Nous y sommes. Trois ans et demi après qu’une majorité de sujets de sa très gracieuse majesté s’est prononcée en faveur du Leave, le Royaume-Uni n’est plus membre de l’Union européenne (UE). En 63 ans d’existence, c’est la première fois qu’un pays membre quitte ainsi le bloc communautaire.

Un accord de 1450 pages

Malgré les nombreuses menaces, lancées par le premier ministre britannique Boris Johnson, le Brexit s’est finalement conclu par un accord. Après deux ans et demi de difficiles négociations, Londres et Bruxelles ont fini par sceller leur désunion dans un volumineux accord. Le 24 décembre 2020, les deux parties publient un acte de divorce de poids.
En 1450 pages, ils établissent de nouvelles règles bilatérales sur des sujets aussi divers que le commerce (mais pas celui de la weed), la pêche, la santé, la fiscalité (n’oublions pas les choses importantes), le commerce, la coopération scientifique. Sans oublier, l’énergie nucléaire, l’environnement ou la lutte contre le changement climatique.

Trois documents sinon rien

Dans le détail, l’acte de divorce est constitué de trois documents : un accord de libre-échange, le partenariat pour la sécurité des citoyens et l’accord de gouvernance. Dans leurs grandes lignes, ils établissent deux grands principes pour conforter les relations entre les deux parties : liberté de circulation pour les marchandises et maintien des règles communes pour, la protection des travailleurs, la transparence fiscale et les aides d’Etat à l’économie. Sans oublier la protection de l’environnement et du climat. A noter d’ailleurs, dans ce dernier cas, que 80 % des lois britanniques sont d’origine … européenne.

Pour autant, le Brexit oblige les entreprises britanniques à quitter le marché communautaire du carbone, l’ETS. Malheureusement pour elles, Londres a ouvert, dès le 1er janvier, un système national
Les frontières pourront être de nouveau baissées d’un côté ou de l’autre du Channel si l’une des parties prouve que le principe de non régression de toutes ces règles de droit a été bafoué. Auquel cas, un tribunal spécial pourra accorder des mesures de compensation à la partie lésée.

Circulation (presque) libre

Même si les douaniers recommenceront à examiner les passeports, la liberté de circulation sera presque rétablie pour les citoyens. L’accord de Noël garantit l’égalité de concurrence entre les transporteurs de l’Union et du Royaume-Uni, de sorte que les droits des passagers, des travailleurs et la sécurité du transport ne soient pas compromis.

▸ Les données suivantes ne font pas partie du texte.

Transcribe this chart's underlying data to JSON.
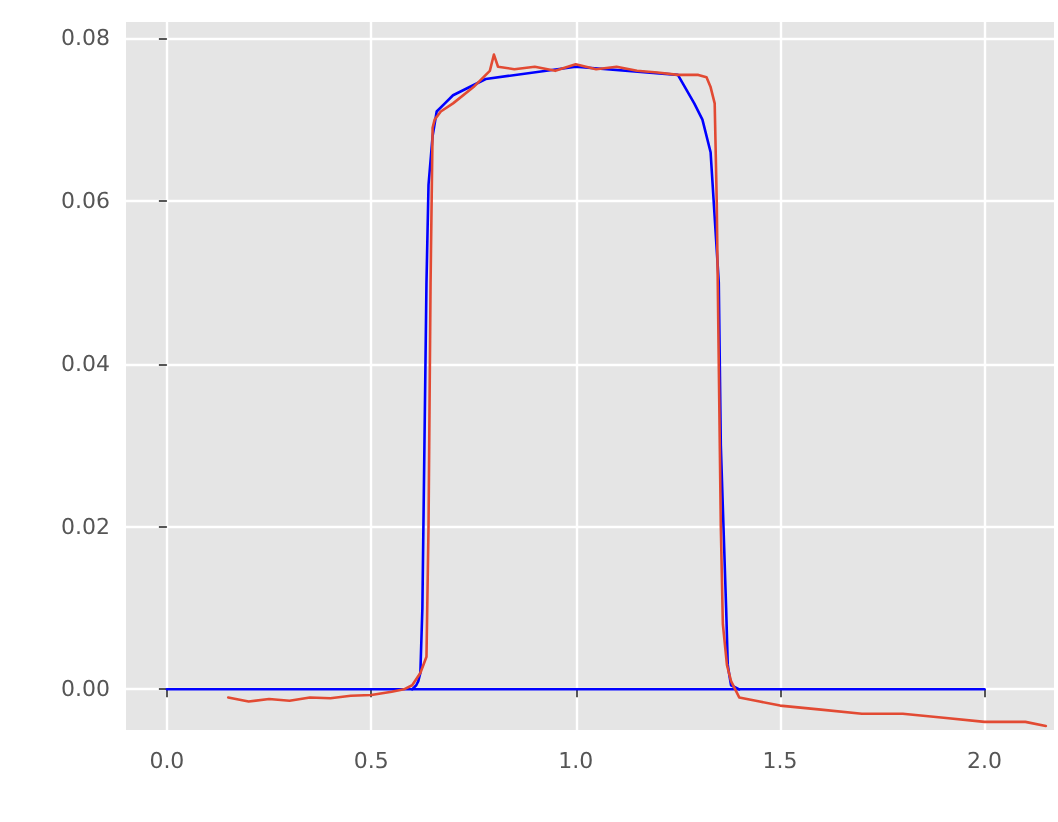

Coup dur, en revanche, pour les grandes compagnies de charter aérien britannique : interdiction leur est désormais faite de faire du cabotage dans les aéroports des pays du continent.
Jadis fluide et détaxé, le commerce de l’électricité sera désormais soumis à des réglementations (tatillonnes, forcement !) et des droits de douane. Ce qui va renchérir le coût du MWh au Royaume-Uni, pays structurellement importateur de courant européen. Anticipant cette décision, les marchés de gros britanniques ont déjà vu doubler les prix de l’électron entre les mois de mai et décembre derniers.

Nuke is good

« Leaving European Union », c’est aussi quitter Euratom, l’organisation communautaire de coopération en matière d’énergie nucléaire. Pour le Royaume-Uni, pareil départ pouvait entraver la relance de son programme électronucléaire. Qu’à cela ne tienne : Bruxelles et Londres sont convenus de ne rien changer entre eux dans le domaine de l’atome. EDF va pouvoir continuer à construire des réacteurs outre-Manche.
Et à propos de Manche, les pêcheurs européens pourront continuer de jeter leurs filets dans les eaux anglaises, galloises ou écossaises. Les pêcheurs britanniques qui avaient massivement soutenu le Brexit pour pouvoir reprendre le contrôle de leurs stocks de poisson digèreront-ils cette arrête ?

Comment Joe Biden va dynamiser la culture du chanvre.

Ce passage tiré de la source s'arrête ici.